I find myself alone today, which is not surprising, since I am alone most days. But what I found this morning, which was unexpected and new, is a newly functioning capacity for positive thinking, for ACTUALLY believing myself when I say things will get better.
Loneliness is never a lack of people. There are people all around us. In my own case, I push people away often, in irritability and mistrust. Even though my adult experience has been fine, primitive parts of me continue to enact survival scripts from my early childhood. I try to catch myself, to pattern interrupt, and sometimes succeed, but it is like facing a steady and strong wind.
So I do my practice, and recently I have been allowing up the most painful feelings I have ever known. And what I am finding is that when they are allowed to speak, to expand as much as they want to, they diminish, and I find myself slightly more present to my own experience, and this, over time, will make me more present to others, and them, in turn, more present to me. I have to be there, after all, for them to notice and care about me, or at least for me to be able to accept what they offer.

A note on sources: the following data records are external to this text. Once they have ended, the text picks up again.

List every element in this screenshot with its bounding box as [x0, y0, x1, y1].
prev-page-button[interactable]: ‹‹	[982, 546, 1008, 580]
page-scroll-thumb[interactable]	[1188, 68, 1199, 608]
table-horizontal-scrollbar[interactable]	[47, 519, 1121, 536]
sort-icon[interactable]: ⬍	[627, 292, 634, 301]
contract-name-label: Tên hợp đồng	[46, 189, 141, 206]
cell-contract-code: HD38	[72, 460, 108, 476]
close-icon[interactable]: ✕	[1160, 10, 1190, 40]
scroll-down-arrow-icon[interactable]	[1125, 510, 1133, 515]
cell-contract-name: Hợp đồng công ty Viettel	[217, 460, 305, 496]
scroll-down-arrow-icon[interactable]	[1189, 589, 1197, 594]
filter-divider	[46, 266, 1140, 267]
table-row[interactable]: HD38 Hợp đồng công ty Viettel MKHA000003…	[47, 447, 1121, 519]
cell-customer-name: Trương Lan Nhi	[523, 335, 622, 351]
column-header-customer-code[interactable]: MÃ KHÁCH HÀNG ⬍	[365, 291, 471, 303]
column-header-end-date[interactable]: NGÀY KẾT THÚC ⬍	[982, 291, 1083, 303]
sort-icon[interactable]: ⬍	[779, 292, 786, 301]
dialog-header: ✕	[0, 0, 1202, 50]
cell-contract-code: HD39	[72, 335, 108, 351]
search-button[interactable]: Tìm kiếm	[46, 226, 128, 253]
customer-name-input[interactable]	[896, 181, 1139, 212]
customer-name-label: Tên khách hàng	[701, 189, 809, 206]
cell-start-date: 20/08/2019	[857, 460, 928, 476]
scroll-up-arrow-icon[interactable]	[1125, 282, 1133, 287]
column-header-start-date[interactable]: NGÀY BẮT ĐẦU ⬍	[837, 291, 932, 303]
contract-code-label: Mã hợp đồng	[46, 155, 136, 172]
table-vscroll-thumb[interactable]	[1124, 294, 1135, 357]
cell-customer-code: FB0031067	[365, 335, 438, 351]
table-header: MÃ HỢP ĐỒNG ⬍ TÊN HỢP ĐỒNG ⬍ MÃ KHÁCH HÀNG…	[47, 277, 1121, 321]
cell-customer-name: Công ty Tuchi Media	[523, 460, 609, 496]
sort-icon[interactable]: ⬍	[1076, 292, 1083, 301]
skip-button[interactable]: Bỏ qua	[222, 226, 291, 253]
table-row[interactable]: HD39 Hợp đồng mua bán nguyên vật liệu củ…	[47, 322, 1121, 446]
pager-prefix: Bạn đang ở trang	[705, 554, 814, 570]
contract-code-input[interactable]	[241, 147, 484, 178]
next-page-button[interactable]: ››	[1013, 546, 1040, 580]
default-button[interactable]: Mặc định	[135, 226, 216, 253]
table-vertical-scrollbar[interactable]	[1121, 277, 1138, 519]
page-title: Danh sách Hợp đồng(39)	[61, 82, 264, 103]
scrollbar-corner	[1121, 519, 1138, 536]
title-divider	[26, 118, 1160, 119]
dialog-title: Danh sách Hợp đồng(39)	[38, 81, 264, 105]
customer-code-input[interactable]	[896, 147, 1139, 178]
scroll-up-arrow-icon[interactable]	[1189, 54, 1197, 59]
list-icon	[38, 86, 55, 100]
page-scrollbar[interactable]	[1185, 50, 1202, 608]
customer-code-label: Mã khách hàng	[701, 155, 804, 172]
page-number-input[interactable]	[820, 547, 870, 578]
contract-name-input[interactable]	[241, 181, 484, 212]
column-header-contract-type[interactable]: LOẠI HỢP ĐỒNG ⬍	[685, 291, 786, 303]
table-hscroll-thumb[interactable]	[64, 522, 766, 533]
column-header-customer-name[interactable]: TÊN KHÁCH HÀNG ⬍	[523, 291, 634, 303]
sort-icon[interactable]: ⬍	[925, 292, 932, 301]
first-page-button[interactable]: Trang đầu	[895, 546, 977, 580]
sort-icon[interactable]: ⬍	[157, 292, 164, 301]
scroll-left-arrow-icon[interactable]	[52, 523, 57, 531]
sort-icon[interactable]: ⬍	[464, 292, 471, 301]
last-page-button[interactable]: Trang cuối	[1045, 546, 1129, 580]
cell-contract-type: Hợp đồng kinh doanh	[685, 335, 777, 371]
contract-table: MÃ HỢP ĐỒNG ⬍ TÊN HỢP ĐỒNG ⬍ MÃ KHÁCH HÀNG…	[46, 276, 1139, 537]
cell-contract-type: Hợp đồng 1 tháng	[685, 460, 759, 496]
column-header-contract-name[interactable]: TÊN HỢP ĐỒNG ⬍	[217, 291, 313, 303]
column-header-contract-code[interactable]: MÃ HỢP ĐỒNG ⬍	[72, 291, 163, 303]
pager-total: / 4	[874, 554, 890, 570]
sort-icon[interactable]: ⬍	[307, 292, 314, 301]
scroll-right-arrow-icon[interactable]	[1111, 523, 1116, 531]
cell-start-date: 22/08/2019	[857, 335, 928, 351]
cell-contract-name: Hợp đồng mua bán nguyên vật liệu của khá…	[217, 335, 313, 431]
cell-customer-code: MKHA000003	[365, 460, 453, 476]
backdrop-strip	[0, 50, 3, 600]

And it occurred to me that this skill–that of being present to experience, of enjoying life, of enjoying the company of others who are in turn attracted to my own lust for and embrace of life–is a skill which can be gradually improved across a lifetime.
What I am wrestling with in my Kum Nye practice is the tacit truth that what matters most is who you ARE, not what you can do, or what you have done. Being–how you interact with the world through your senses and what underlies the senses–can be improved; or, perhaps, awareness of what was already there can be improved. The two amount to the same practically.
It is an odd fact of Socialism is that it takes the same economic logic of Marx’s version of “Capitalism” and makes them worse. People have concrete and very specific values. Life is about material comfort and progress, with nothing said about the more subtle aspects of life which make it genuinely worthwhile.
Socialism, if I might put it clearly and bluntly, has no means of placing high value on old people. Their economic use is gone, and they are now net burdens on a system which simultaneously insists everyone must be within it, and also insists that it can decide which lives matter. There is nothing moral or beautiful about this. It takes the bottom line of Capitalism–which only there applies to business profit/loss statements–and applies it generally as a morality based upon naked utility. Hence Shaw’s poison–but humane–gas. Hence some senior Japanese some years ago wishing out loud that old people would just get on with the business of dying.
This vision is anti-Humanist. It sees no inherent worth in ANY human life. It takes the logic of valuing people according to their economic productivity to the final possible extent, that of making of men machines in a massive assembly line, and denying them all other dignities and possibilities, something which cannot be said of what is called “Capitalism”.
What is the point of life? What is the VALUE of life, and how, philosophically, do we even begin to answer this question?
Economics only speaks in principle to how to get more stuff produced and distributed. The most efficient, the best, economic system ever developed is free markets, free trade, enforceable contract law, and enforceable property rights.
Socialism, as I keep saying, is not an economic system at all. It is a poorly constructed, utterly imbecilic system of MORALITY. But because within its value system only material things matter, and since economics is historically what deals with things, it finds itself obsessed with HOW goods are produced and distributed, with the only real things in life being those which can be counted and weighed.
I am feeling a bit sad, and abstraction of course is how I deal with these things sometimes. I would not change what I wrote if I were happy, but it’s quite possible I might not have written it at all.
But I also feel cautiously optimistic, genuinely. I am feeling the capacity to generate and maintain for increasing lengths of time positive feelings. I do feel this will be a good day. It is beautiful weather, and I will go for a long walk after doing my Kum Nye practice, and possibly smoking a cigar and reading for a couple hours.
Here is the thing: I cannot directly affect world events. I cannot even affect the emotions of people close to me, at least directly. How could I, when they themselves can’t control them ? Most of what you see in the world is utterly beyond your control. It will happen or not happen according to many factors, many of which cannot be foreseen by the actors themselves.
But connecting ones happiness and sense of well being to a massive world like this is a surefire recipe for unhappiness. Something will always be wrong somewhere. And being overwhelmed takes away what power we DO have. There are many occasions to make small impacts here and there, and the Big Picture in many respects is an Emergent Property of countless small acts.
It is undoubtedly more useful to make oneself an excellent meal than to worry about anything.
I requoted Corrie Ten Boom somewhere, but I don’t think here: “Worry does not empty tomorrow of its sorrows. It empties today of its strengths.”